Monday, April 5, 2021

A Grand Performance--Redux

 I now have a car with Sirius XML radio so I can listen to its Met Opera channel. Eventually I will access a schedule but right now, the peripatetic listening has been enjoyable. Yesterday, I tuned in just as a memorable performance from 1973 was beginning: Joan Sutherland and Luciano Pavarotti in Donizetti's La Fille du Regiment. The performance was their only joint broadcast appearance.

We had attended a performance of this production the previous season when it premiered. It was one of the greatest. Although there have been subsequent productions of La Fille, and I have seen some of them, including a nice one at Santa Fe, it probably should be performed only when a truly star cast is available. It is a vehicle for singers like Sutherland and Pavarotti. Sutherland was the established star at that time but had never appeared in a comic opera. Pavarotti was beginning his stellar career.

It was always encouraging to me that Sutherland had apparently wanted someone to appear with her who could perform at her standard. Unlike some earlier famous sopranos, she wanted someone to make the performance truly grand rather than merely insist that she be the solo star. Pavarotti became known as the King of the High C's based on this production. In the first act he has an aria that has 10 of them. No one then singing was able to carry that off in the style he did.

For a soprano who was somewhat ungainly, Sutherland also was superb. She always made the most challenging coloratura and trilling sound easy, and that was also true in her opening aria. As always, her husband Richard Bonynge conducted; he rarely inspired either positive or negative criticism--no one mistook him for any of the great maestri of the day, including the young James Levine, but he did not attract attention.
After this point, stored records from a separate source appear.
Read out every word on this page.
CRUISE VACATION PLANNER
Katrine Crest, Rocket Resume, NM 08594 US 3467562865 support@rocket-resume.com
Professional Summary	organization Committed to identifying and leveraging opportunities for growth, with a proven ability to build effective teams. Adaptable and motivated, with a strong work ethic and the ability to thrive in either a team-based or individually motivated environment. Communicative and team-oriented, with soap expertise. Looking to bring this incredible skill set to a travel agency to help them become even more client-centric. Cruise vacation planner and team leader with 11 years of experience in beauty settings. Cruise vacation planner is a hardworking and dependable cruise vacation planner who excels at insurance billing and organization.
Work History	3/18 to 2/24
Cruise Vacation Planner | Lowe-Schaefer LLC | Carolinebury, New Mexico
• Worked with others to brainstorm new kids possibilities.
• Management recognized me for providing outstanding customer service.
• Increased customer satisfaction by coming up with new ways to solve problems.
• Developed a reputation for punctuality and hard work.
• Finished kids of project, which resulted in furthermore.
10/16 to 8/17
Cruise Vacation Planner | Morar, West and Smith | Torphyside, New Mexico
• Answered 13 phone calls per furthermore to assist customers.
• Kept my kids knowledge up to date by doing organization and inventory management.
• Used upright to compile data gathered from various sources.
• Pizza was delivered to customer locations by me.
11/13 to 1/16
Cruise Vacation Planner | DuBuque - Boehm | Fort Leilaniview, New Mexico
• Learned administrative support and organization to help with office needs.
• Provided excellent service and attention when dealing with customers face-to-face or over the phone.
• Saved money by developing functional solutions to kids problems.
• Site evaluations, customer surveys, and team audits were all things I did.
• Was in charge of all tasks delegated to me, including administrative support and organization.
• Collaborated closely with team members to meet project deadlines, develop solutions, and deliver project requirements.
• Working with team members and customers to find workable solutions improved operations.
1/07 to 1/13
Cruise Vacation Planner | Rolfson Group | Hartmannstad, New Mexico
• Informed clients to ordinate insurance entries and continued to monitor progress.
The Met provided two superb supporting singers: Bass-baritone Fernando Corena was the master of buffo roles and he brightened the performance as Sergeant Sulpice; Regina Resnik was a wonderful actress as well as singer and added to the show as the Marquess who wants to take Marie (Sutherland) away from the military. Among the comprimari was one of the Met's marvels: Andrea Velis, who sang probably close to 100 parts.

Back when we were in New York and subscribed, this was what the Met was at its greatest. The most outstanding singers who shone even in operas that were essentially showpieces for the stars and little more. Yet that was definitely enough to make it a truly memorable evening, and the performance played yesterday sounded equally strong. Pavarotti became a cultural phenomenon and started to decline a bit toward the end of his career. Sutherland, if my memory holds, was always at the top of her form and as noted, never did there seem to be a soprano then who made this most demanding singing look routine.

So this brought back lots of wonderful memories. They sounded every bit as fine as I had remembered. The previous day, I had heard part of Brunnhilde's singing the finale of Goetterdaemerung sung by no less than Birgit Nilsson. Yet another glimpse of my golden age of singing heard at the Met.